銀座の番ねこ
高梨みどり
講談社    イブニングKC
全3巻
1巻発行日 2006/7/22

 

性描写中心の作品も多い高梨先生だけど、こちらはエチ無し、女性バーテンダー2人が営む銀座のバーのお話。

 

とあるキャバクラで指名№1のミケが、大勢の常連客に惜しまれながら、退職をする。銀座に念願のカクテルバーを開くのだ。恋人の拓也がやっているスナックを、店と奥の居住スペースごと「やるよ」と言ってくれたのだ。拓也自身はそれで自分の生活はどうするんだろうと、読者である僕がその時点で不審に思わなかったのも不思議なおだが、物語の中では「一人でお店を切り盛りするのは不安」というミケに、「慣れるまでは一緒にやってあげるよ」と拓也は言っている。そして、改装資金として250万円を拓也に預けるのである。

 

しかし、拓也はお金を持って逃げ、代わりにそこにいたのは、もう一人の女、アメショーだった。彼女もまた、同じ話を持ち掛けられており、お金もだまし取られていた。

 

大家さんの「ふたりでやってくれたら安心」という言葉もあって、一人の男を実は分け合っていた女2人、ミケとアメショーは、バーを共同経営することになる。

 

ミケはキャバクラでカクテルを作って客に出すのを得意としていたが、酒の席の遊びの延長線上に過ぎない。だが、客あしらいはうまい。一方アメショーは、亭国ホテル(漢字が微妙)のチーフバーテンダーを務めており、国際コンクールで入賞の経験もある。おせっかいなほど客に寄り添うミケに、入り込みすぎとアメショーはいい顔をしないが、ともあれ店はスタートした。そして、経営はどんどん傾いていくのだ。

 

アメショーは資金稼ぎとミケの一人立ちの二兎を追うため他店ヘルプに出る。ミケはバーテンダーとしての箔をつけるため、コンペ優勝を目指して特訓に励む。応援してくれる人もいるし、厳しい注文をつける客もいるが、根底にあるのは、バーテンダー人情ストーリー。

カクテルコンペはどうも「サントリー」と「ニッカ」を混ぜたような企業がモデルになっているようなのだけれど、それらの社がそういうコンペを主宰しているのかどうかは知らない。基本的には自社製品のPRなので、参加者はその社の製品を使う。もちろん使わなくても違反ではないのだが、使う場合はそのお酒が提供されるのだ。

 

だが、ミケは独自に考案したカクテルを出すことにしたため、社の製品は使わない。この場合は、全て自分で用意しなくてはいけない。その酒が、コンペ前日に心無い客によって盗まれてしまう。(コンペを妨害しようなどという意図はなかったのだが)

 

そうして困難を乗り越え、なんとかコンペにオリジナルカクテル作品を出すことができたミケ。

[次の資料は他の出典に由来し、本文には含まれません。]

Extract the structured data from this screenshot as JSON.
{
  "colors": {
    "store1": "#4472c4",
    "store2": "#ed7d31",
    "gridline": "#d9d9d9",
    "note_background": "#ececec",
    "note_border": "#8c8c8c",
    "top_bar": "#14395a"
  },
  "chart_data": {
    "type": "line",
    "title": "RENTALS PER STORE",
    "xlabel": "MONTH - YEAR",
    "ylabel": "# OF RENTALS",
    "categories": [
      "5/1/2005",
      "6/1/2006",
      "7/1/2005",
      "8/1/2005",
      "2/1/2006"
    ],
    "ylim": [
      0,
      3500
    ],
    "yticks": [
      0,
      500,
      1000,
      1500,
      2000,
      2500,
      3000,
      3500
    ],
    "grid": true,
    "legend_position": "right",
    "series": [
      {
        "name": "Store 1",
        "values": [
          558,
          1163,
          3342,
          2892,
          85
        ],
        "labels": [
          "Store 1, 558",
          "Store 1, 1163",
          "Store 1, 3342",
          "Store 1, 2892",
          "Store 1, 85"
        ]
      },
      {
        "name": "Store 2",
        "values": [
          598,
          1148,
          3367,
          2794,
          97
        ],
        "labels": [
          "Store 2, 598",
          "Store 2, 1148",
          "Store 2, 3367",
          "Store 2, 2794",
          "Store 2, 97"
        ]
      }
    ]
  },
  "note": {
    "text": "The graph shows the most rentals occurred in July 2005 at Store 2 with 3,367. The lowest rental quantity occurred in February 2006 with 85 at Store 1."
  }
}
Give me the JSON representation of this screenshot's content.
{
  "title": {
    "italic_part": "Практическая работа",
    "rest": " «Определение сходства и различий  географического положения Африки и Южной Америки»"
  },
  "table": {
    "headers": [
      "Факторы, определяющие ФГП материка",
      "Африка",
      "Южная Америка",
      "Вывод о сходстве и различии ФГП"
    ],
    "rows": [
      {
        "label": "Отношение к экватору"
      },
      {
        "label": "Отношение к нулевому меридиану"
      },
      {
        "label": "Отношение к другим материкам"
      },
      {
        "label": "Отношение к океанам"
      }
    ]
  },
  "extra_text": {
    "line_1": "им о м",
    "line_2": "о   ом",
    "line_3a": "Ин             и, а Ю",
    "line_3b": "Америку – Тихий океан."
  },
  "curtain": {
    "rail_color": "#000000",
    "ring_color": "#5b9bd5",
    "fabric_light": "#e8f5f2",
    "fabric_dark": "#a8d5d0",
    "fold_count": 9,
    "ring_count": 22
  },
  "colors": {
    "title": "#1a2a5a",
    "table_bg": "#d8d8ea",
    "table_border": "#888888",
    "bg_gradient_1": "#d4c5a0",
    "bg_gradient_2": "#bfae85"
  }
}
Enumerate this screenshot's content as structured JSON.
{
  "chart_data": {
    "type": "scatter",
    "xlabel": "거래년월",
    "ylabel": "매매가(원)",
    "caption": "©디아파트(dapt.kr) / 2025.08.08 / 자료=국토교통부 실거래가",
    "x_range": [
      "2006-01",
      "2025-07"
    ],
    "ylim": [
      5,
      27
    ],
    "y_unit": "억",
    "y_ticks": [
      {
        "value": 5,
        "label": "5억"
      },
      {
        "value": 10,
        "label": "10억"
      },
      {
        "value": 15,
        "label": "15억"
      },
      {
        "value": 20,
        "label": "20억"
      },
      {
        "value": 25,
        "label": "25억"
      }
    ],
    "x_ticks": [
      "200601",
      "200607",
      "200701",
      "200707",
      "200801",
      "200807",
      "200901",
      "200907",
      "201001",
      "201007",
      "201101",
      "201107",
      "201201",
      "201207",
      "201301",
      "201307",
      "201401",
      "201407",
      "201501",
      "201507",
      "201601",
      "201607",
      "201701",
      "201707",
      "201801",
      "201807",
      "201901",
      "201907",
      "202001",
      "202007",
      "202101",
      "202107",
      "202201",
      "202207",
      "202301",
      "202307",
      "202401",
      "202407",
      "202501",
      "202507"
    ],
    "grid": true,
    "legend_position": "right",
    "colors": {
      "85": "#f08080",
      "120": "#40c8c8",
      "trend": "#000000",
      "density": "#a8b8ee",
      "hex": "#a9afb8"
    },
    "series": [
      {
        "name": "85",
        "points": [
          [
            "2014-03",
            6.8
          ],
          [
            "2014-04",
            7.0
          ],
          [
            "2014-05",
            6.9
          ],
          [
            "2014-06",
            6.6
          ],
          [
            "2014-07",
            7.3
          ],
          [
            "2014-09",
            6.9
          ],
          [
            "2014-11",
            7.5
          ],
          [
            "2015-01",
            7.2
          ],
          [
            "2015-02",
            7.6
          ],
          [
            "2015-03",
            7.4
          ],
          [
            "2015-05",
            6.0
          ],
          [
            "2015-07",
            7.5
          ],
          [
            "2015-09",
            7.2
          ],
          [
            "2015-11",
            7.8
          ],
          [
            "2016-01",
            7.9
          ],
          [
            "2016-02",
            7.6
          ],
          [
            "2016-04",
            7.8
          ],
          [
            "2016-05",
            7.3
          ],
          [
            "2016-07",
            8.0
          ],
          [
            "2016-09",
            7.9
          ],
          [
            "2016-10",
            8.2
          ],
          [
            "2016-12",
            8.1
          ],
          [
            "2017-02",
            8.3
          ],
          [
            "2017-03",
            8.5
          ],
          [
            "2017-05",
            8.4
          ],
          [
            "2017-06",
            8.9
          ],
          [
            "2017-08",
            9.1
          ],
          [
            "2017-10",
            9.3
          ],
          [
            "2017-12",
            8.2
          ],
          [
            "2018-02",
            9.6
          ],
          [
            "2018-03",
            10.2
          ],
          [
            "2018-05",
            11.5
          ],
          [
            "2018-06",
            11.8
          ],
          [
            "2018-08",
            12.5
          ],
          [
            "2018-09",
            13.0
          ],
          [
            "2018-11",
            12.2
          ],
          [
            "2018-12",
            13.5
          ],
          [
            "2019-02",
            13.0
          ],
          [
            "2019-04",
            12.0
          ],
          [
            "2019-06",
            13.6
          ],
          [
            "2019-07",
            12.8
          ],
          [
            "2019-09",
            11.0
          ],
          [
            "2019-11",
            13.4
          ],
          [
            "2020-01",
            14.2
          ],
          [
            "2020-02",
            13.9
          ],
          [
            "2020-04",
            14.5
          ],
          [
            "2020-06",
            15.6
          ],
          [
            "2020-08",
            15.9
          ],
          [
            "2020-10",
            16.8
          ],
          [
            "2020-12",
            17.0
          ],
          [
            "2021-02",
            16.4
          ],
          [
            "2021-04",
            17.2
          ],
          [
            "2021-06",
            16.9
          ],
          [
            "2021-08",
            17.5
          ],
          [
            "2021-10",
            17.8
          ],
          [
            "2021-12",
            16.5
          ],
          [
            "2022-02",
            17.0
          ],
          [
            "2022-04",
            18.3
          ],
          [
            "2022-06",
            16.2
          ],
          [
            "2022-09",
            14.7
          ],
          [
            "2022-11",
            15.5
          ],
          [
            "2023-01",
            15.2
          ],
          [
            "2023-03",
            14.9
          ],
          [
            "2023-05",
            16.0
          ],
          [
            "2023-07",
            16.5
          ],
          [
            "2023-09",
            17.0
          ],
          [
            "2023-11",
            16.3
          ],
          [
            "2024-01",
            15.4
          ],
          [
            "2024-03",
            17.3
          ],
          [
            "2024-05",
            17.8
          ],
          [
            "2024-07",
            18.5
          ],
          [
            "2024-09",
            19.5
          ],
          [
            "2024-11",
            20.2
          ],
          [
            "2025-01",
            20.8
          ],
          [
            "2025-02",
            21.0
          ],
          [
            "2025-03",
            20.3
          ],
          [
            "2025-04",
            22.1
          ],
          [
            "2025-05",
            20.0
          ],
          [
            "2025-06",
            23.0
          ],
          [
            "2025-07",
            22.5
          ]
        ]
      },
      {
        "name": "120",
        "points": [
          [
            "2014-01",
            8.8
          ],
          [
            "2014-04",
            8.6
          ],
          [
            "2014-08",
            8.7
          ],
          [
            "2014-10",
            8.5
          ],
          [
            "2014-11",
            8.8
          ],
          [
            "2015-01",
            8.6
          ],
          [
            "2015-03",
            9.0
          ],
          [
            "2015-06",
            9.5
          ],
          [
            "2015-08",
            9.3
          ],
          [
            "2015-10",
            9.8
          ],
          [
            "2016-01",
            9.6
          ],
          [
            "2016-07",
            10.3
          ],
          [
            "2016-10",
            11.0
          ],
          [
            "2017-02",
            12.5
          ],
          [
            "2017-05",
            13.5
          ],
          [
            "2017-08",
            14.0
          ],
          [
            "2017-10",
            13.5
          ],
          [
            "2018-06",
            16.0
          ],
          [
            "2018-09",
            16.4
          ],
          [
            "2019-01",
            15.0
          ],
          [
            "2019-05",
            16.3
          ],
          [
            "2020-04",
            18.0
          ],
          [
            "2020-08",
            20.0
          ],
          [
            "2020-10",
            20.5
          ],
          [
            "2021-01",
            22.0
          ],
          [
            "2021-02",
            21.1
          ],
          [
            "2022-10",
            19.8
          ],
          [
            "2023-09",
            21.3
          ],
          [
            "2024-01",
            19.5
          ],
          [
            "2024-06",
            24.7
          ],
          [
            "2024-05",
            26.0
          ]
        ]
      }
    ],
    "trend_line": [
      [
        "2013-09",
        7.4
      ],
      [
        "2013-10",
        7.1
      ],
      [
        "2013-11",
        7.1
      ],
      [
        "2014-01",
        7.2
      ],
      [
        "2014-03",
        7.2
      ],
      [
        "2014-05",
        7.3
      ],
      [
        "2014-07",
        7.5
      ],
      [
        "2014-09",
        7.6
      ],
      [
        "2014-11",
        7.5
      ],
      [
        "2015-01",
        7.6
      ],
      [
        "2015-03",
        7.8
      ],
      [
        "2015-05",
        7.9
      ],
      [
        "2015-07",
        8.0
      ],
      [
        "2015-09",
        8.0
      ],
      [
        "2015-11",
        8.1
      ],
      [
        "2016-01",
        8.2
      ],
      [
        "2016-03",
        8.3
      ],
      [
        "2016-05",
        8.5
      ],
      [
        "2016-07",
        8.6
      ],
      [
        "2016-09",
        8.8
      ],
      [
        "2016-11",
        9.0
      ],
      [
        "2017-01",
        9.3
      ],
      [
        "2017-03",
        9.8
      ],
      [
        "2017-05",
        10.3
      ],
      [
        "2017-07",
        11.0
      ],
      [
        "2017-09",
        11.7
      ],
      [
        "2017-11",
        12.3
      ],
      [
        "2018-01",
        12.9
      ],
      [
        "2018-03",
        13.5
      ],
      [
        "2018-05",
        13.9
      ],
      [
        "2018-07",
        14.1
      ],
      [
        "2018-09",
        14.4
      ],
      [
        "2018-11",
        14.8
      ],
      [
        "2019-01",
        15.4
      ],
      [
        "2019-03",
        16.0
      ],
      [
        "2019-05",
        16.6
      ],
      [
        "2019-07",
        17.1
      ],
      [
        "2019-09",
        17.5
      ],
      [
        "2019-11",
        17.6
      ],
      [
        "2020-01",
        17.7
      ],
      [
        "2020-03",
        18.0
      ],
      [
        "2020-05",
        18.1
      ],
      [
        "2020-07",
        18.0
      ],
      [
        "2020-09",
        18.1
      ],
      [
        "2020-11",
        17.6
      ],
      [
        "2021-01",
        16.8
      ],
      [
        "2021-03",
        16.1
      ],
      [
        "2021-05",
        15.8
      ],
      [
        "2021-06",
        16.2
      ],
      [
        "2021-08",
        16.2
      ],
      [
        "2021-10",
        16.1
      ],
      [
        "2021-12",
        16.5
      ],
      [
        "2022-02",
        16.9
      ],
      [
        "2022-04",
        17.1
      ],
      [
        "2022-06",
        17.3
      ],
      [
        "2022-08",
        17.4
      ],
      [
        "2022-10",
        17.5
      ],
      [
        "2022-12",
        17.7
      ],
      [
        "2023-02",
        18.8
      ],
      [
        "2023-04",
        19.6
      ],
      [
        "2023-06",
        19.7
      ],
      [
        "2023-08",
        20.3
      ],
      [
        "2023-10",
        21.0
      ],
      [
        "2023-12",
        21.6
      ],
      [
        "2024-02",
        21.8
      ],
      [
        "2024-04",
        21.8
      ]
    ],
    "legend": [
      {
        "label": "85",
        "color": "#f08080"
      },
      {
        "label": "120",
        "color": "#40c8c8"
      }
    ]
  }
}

だがそう簡単に優勝などできるわけがない。ただ、優勝とはいかなかったけれども、確実に結果を出した。間違いなくそれはすんごいカクテルだった。

こうして2人は、少しずつ成長し、お店も少しずつ繁盛してくのだが、そこへ2人をだましてお金を持ち逃げした拓也が帰ってきた。金は返すから、2人とも出て行ってくれと勝手なことを言う。当然、一波乱起こるわけだが。と、まあそんなストーリーである。